Omar continues to look to the '70s for musical inspiration.


The Man

Label: Shanachie
US Release Date: 2013-06-18
UK Release Date: 2013-06-24

Though it’s fairly standard procedure these days for artists to circle around the sound of their influences before trying to fly off in their own direction, the English R&B singer Omar has been doing this for more than 20 years. Since the beginning, his music has been informed by ‘70s pioneers in R&B, reggae, and Latin music. His new album, The Man, sometimes sounds like Bilal’s recent album A Love Surreal. But Omar is less concerned with soaring off into new territory, and more interested in a firm beat and concrete song structures.

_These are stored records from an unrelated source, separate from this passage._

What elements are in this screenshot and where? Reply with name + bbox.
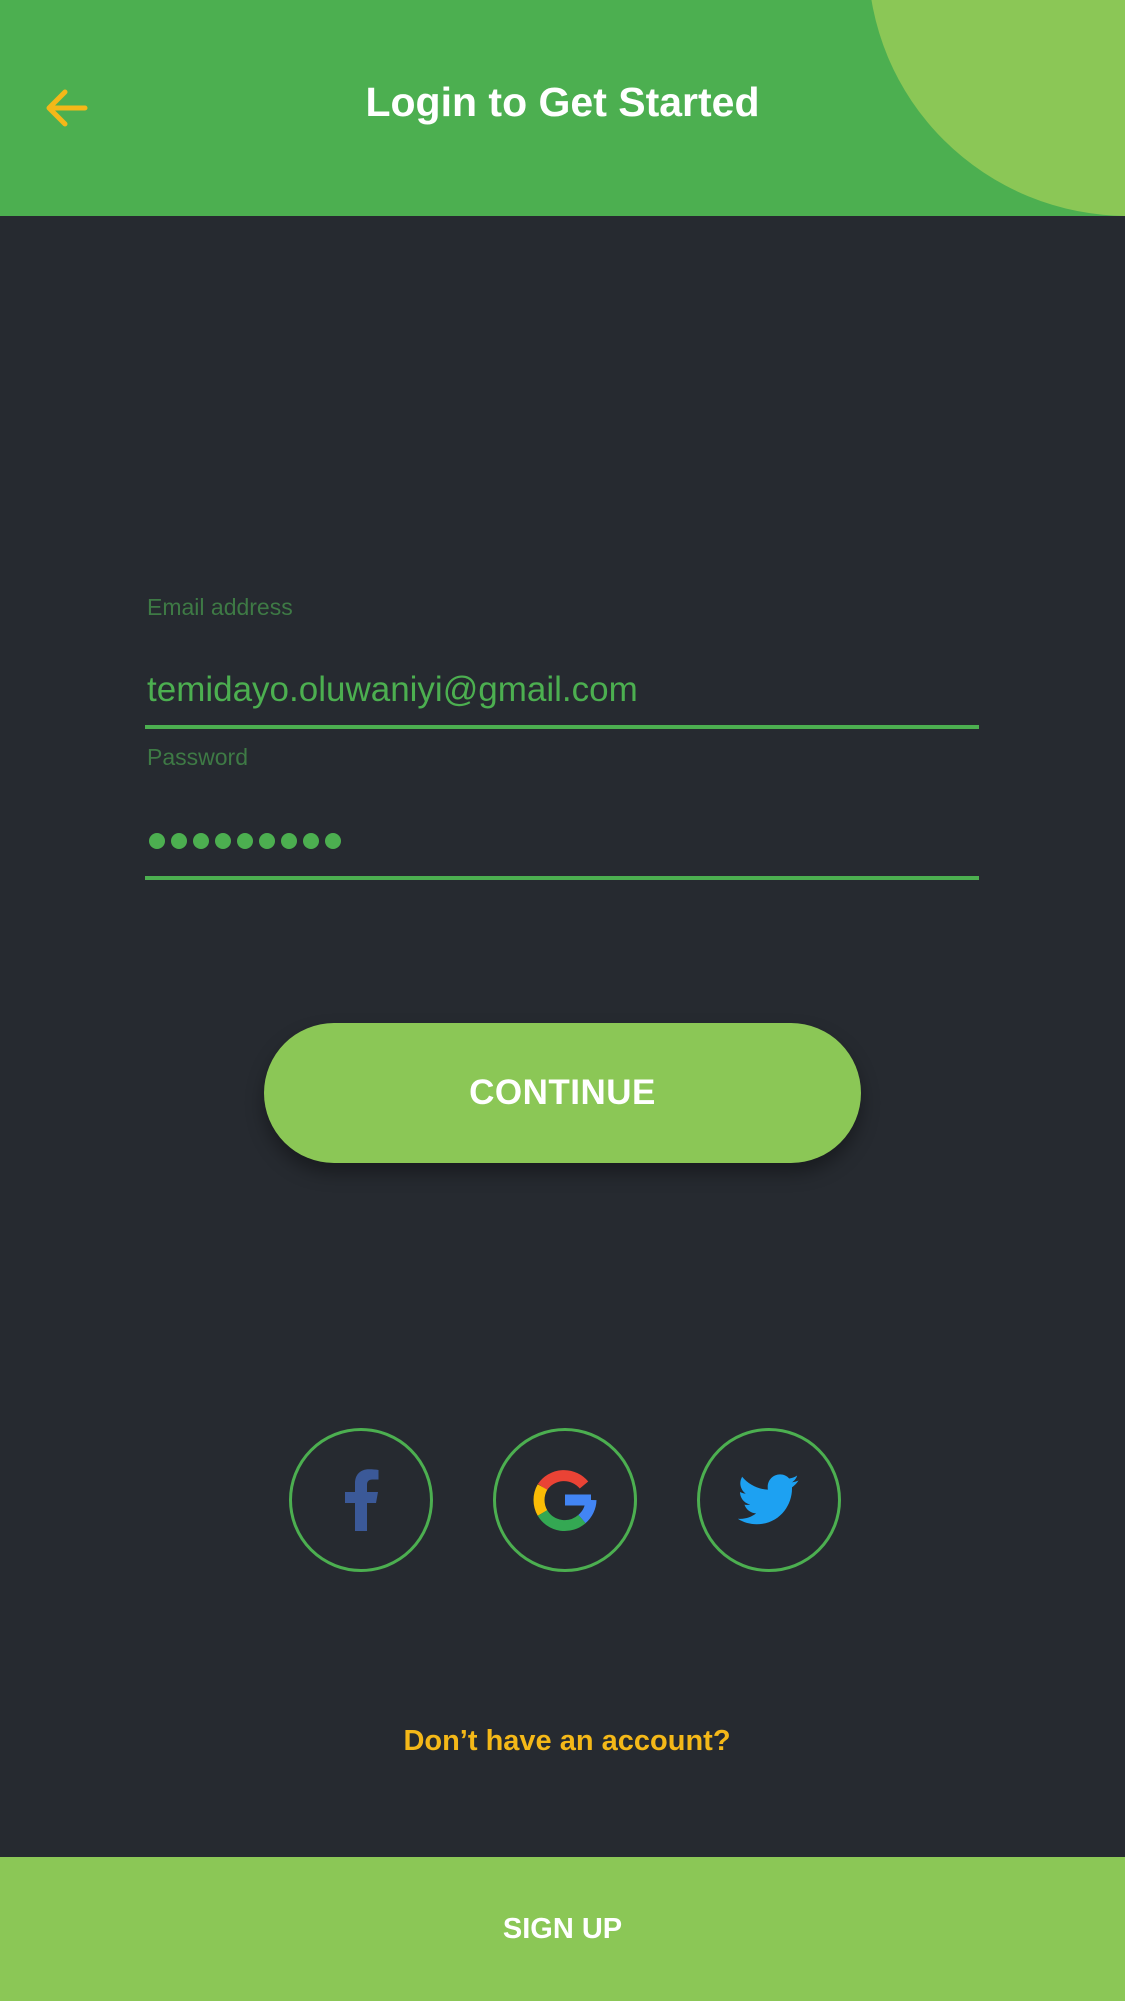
facebook-icon bbox=[345, 1469, 379, 1531]
twitter-icon bbox=[738, 1474, 799, 1525]
page-title: Login to Get Started bbox=[365, 79, 760, 125]
password-field[interactable] bbox=[149, 828, 341, 854]
header-bar: Login to Get Started bbox=[0, 0, 1125, 216]
password-mask-dot bbox=[237, 833, 253, 849]
login-screen: Login to Get Started Email address temid… bbox=[0, 0, 1125, 2001]
facebook-login-button[interactable] bbox=[289, 1428, 433, 1572]
signup-button[interactable]: SIGN UP bbox=[0, 1857, 1125, 2001]
password-mask-dot bbox=[281, 833, 297, 849]
twitter-login-button[interactable] bbox=[697, 1428, 841, 1572]
password-mask-dot bbox=[171, 833, 187, 849]
google-login-button[interactable] bbox=[493, 1428, 637, 1572]
no-account-link[interactable]: Don’t have an account? bbox=[0, 1723, 1125, 1759]
email-field[interactable]: temidayo.oluwaniyi@gmail.com bbox=[147, 668, 977, 712]
password-mask-dot bbox=[325, 833, 341, 849]
password-label: Password bbox=[147, 744, 248, 770]
password-mask-dot bbox=[303, 833, 319, 849]
email-label: Email address bbox=[147, 594, 293, 620]
password-mask-dot bbox=[259, 833, 275, 849]
password-underline bbox=[145, 876, 979, 880]
password-mask-dot bbox=[215, 833, 231, 849]
continue-button[interactable]: CONTINUE bbox=[264, 1023, 861, 1163]
google-icon bbox=[533, 1470, 597, 1531]
password-mask-dot bbox=[149, 833, 165, 849]
password-mask-dot bbox=[193, 833, 209, 849]
email-underline bbox=[145, 725, 979, 729]
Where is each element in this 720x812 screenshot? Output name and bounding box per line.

Omar put out his first album in 1990, and he’s sometimes considered a progenitor of the late ‘90s American neo-soul movement, though his breakout hit, “Nothing Like This”, didn’t contain much “neo.” With flecks of bossa nova guitar, smooth bass, and a light croon, it sounds like a male take on Sade. Omar also works more regularly than most neo-soul singers (the men at least): The Man is his seventh album in 23 years, meaning that he’s releasing music on a relatively regular schedule, unlike say, D’Angelo or Maxwell.

Omar shares Stevie Wonder’s interest in combining all strains of black music, if not his knack for sticky vocal hooks. (The two men have sung together in the past). Several talented friends help Omar step into his role as “the man,” including the bassist Pino Palladino, who worked on D’Angelo’s Voodoo album, and the singer Caron Wheeler, who concocted English neo-soul of her own in the late 80s (though the neo-soul term wasn’t used at the time).

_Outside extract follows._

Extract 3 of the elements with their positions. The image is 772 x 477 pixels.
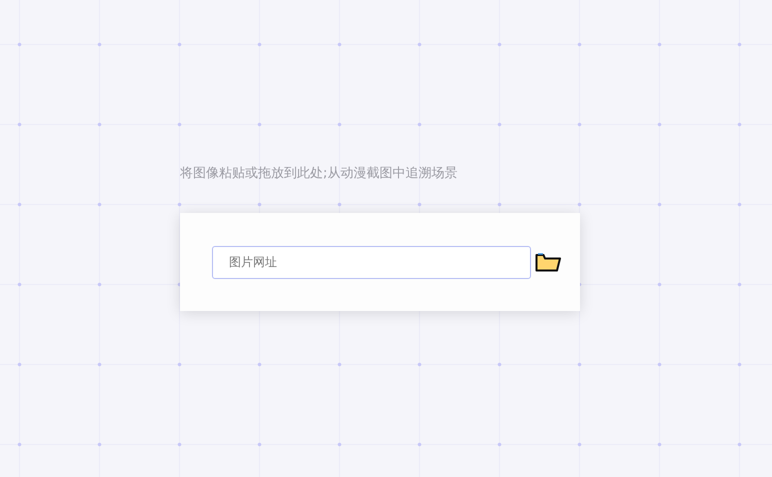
folder-icon[interactable]	[535, 252, 561, 272]
image-url-field[interactable]: 图片网址	[212, 246, 531, 278]
instruction-text: 将图像粘贴或拖放到此处;从动漫截图中追溯场景	[180, 165, 458, 183]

Most of The Man comes by way of a full soul band—plus brass and orchestration—which gives Omar plenty of sonic options. The album kicks off with a string-heavy incantation. “All at once I see something in your eyes,” sings Omar, before trailing off into a sturdy, layered funk vamp. The title track adds flutes, and the squeaks and squelches common on Brazilian pop recordings from the ‘70s show up on “Bully,” before the song develops a reggae rhythm. “High Heels” mulls over a riff that could be a distant, slower cousin to the motif from Parliament’s “Flashlight.” There’s even a hint of a programmed dance-floor beat on “When You Touch We Touch.”

Like India.Arie, Omar is a singer who focuses on the warm and the positive. This is evident even in his song titles: “I Can Listen”, “Treat You”, “I Love Being with You”. For another artist, “Fuck War, Make Love” could be an angry, political manifesto, but here it’s another piece of light funk. If things get bad, Omar’s the guy to find a silver lining.

The song Pino Palladino plays on is a love song built around a simple bass motif and Omar swearing his romance is one of a kind: “There's nothing like this / No one could ever have / What we have / There's nothing like this.” That power of love—to convince those in it that nobody has ever felt like this before in history—is similar to the power of pop. A good groove develops its own unique existence, even if it’s not so different from past grooves experienced by others. There’s plenty of other music like the music on The Man, but that doesn’t diminish Omar’s creation.